Unlike the Colombian trafficking groups whose attempt to take over drug markets in Miami, New York and other American cities produced a wave of homicides a generation ago, modern Mexican traffickers largely eschew violence on the U.S. side.
“They have a very acute sense for the enormous difference between the criminal justice in Mexico and criminal justice in the United States,” he said. Fearful of a long sentence in an austere U.S. federal prison, the gangsters prefer to settle scores and adjudicate disputes with rivals in Mexico, where fewer than 5 percent of crimes lead to criminal convictions.
Quinones’s book describes a group of Mexican heroin dealers in the Denver area, the “Xalisco Boys,” whose couriers would drive around delivering drugs in little balloons. The drivers kept the balloons in their mouths and carried water bottles to gulp down the dope if pulled over by police.
The heroin dealers rarely remained in one U.S. city for long, and would cycle back and forth to Mexico often. They cared so little about their street reputations that they would sell to customers who had robbed or cheated them, treating the losses as business write-offs rather than personal insults to be avenged. They avoided high-crime areas and didn’t carry guns.

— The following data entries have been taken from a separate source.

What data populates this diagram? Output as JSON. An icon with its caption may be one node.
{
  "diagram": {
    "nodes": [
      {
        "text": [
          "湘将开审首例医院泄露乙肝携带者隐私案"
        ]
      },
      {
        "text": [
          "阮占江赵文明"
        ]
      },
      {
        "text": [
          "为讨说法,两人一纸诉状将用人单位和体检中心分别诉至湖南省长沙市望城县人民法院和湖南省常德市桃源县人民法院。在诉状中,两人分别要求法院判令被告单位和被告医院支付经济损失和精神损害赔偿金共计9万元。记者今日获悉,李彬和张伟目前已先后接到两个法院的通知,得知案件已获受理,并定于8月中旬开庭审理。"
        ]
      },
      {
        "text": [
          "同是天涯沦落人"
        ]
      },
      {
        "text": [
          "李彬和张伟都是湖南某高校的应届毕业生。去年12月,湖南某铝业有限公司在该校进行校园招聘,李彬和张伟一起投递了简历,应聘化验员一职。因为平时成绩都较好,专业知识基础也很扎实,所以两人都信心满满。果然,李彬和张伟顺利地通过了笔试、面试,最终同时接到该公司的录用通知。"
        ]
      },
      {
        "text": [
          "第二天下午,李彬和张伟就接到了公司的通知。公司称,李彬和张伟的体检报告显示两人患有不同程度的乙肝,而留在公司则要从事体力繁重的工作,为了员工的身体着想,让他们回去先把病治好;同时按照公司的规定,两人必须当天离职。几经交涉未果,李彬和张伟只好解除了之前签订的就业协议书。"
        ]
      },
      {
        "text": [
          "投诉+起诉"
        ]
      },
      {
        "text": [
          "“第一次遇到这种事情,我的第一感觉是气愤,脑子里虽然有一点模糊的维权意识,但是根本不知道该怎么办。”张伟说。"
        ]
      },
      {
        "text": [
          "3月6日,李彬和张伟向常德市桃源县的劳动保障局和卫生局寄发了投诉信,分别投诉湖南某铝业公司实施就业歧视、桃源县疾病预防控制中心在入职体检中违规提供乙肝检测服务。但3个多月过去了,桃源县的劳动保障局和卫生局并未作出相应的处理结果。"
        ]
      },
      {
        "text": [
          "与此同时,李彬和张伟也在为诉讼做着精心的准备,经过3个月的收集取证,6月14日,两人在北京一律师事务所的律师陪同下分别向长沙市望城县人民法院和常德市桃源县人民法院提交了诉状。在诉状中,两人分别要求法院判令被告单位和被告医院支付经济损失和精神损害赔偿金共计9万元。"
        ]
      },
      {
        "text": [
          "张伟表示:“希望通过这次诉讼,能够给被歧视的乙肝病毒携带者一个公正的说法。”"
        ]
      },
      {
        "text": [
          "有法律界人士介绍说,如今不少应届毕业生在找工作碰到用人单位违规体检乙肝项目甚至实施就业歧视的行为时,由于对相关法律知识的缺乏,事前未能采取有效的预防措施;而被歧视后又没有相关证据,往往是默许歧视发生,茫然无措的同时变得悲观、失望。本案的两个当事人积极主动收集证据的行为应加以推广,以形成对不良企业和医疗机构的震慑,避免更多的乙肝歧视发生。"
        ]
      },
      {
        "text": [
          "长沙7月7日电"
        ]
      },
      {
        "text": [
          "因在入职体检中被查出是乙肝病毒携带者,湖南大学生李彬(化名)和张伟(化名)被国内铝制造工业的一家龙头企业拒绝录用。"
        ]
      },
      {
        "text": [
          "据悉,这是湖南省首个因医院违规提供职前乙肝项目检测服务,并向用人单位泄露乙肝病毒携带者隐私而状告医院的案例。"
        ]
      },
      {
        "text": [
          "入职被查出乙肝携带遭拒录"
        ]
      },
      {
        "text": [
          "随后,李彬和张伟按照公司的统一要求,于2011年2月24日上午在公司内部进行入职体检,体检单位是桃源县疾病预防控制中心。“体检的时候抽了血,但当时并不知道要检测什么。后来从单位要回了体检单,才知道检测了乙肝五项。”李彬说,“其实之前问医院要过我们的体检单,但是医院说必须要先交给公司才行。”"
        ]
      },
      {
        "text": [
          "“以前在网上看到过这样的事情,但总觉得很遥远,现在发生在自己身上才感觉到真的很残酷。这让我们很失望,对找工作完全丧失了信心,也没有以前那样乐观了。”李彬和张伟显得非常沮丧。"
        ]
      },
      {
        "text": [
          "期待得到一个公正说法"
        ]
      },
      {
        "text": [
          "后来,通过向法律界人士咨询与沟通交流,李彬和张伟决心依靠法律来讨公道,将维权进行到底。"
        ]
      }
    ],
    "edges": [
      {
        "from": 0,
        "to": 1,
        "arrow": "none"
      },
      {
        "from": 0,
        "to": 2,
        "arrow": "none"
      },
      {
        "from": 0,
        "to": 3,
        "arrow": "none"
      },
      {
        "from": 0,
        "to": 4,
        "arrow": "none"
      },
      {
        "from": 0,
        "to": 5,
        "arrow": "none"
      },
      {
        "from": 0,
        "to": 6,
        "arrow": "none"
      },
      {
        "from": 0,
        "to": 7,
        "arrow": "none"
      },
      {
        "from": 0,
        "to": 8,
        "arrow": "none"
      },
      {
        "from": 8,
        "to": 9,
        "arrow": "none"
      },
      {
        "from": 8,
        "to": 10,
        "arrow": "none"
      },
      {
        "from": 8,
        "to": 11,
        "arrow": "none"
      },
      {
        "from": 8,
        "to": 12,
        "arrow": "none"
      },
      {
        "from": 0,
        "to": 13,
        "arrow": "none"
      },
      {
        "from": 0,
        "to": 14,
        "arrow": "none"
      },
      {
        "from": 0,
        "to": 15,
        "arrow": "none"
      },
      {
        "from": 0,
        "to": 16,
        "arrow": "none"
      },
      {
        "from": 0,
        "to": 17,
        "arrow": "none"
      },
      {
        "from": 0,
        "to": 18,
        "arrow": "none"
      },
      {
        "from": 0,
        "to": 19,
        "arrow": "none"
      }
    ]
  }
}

“A lot of these guys were just shy farm boys,” Quinones said. “They were intimidated by the United States, and definitely not interested in getting into internecine wars.”
And if the dealers felt threatened by law enforcement officials, or rival traffickers, they would simply pick up and move their mobile heroin business to another U.S. town or city. They believed the violence wasn’t worth the risk, Quinones said, “and the market in the United States was big enough for everyone.”
High-volume Mexican traffickers appear to operate similarly. When DEA agents in New York raided an apartment in Queens last year and found 141 pounds of pure fentanyl, they arrested a middle-aged couple who had arrived from Mexico a few weeks earlier.
It was the largest seizure of the drug in U.S. history, worth tens of millions of dollars, the DEA said. But the couple didn’t even have a weapon.
The Washington Post’s Mark Berman and Sari Horwitz contributed to this report.